In currency trading, the same situation can happen. We’ve already given a similar example in one of our previous articles, but let’s recap because it will prove once and for all that there is no risk-free way of trading.
Let’s say that a natural disaster strikes the country and the result is critical destruction, where the damage amounts to millions or even billions of dollars. Is it possible to predict this event using technical analysis? Could the economic calendar have indicated this event in advance?
The answer is: no! This cannot be predicted.
It is also possible to assess such a situation in different ways. At first glance, it may seem that the disaster will have a negative impact on the country’s economy, as the damage is simply enormous. But there is another possibility, as the incident could stimulate the economy, where new jobs are created to repair the damage.
So, in binary options, risks are normal, although many would like them not to be, but it’s impossible. So don’t create illusions about break-even trading. The best thing you can do is control your trades. To do this, read the next section of the article carefully and don’t forget it.
How not to go broke? Basic rules of risk management
Let’s take a look at which risk management methods can be applied to binary options, as well as finding out what they mean:
- Avoid risky operations. Forget about very risky investments. The value of a trade should not exceed 5% of the balance, better still within the 1-3% range. This is the main rule of risk management in binary options, which you should write down on a sheet of paper and hang on your wall;
- Cut out mistakes. That’s diversification and trade prevention. How is your trading method being applied? Review it and give up strategies that don’t bring decent results;
- Reserve formation. We’ve just explained that the maximum investment in an option should be up to 5% of the deposit. But if you want to further reduce the chances of losing your investment, make a larger deposit and only use 1% of the amount invested per trade;
- Transfer of responsibility. This trading method can be implemented in several ways. The first is to copy the trades of other traders. The second is to entrust your money to a robot. However, neither the first nor the second option reduces the risks of binary options, in some cases even increasing them.
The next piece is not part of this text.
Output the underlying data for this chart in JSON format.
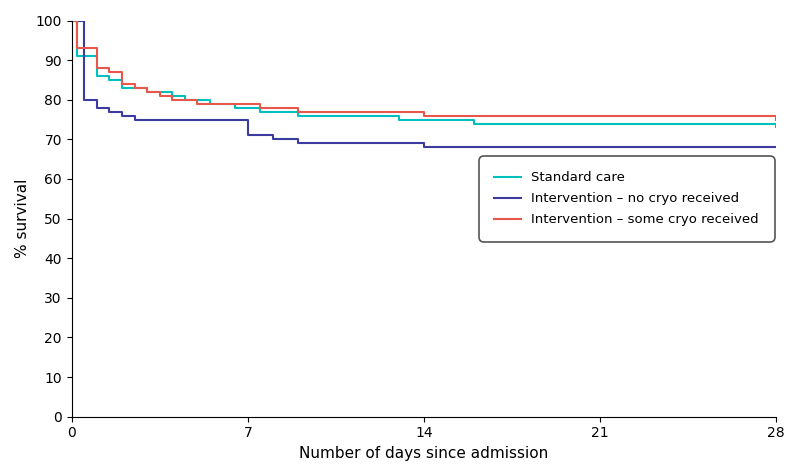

Above we have described the basic rules of risk management. But there is one more factor that creates a lot of difficulty. When trading, you can’t give in to your emotions. Otherwise, everything we’ve said will be for nothing.
After all, what do we mean when we talk about the need to control emotions? Roughly speaking, you should react coolly to moments of successful or unsuccessful trading. And if you’re overwhelmed by emotions, it’s best to step away from the trading floor to save money.
If you feel you can’t cope with your emotions and your trading results are deteriorating, do the following:
- After a series of several unsuccessful trades, close the platform. Don’t try to recover losses. Just close it;
- Find the cause of the failures and then eliminate it. Perhaps the strategy didn’t work or the operation was carried out during a press conference. Don’t think that this is trivial bad luck. There is always a reason;
- Once you’ve corrected your mistakes, make a few trades on a demo account. If you manage to change the situation for the better, you can resume real trading.
The rules of risk management in binary options are easy to understand. But following them is always harder than it looks, especially if you’re a beginner, a gambler or an emotional player. If you are, be strict with yourself.
Understand that the risks in binary options are high and, if you don’t keep them on a tight leash, the result may not be what you expected.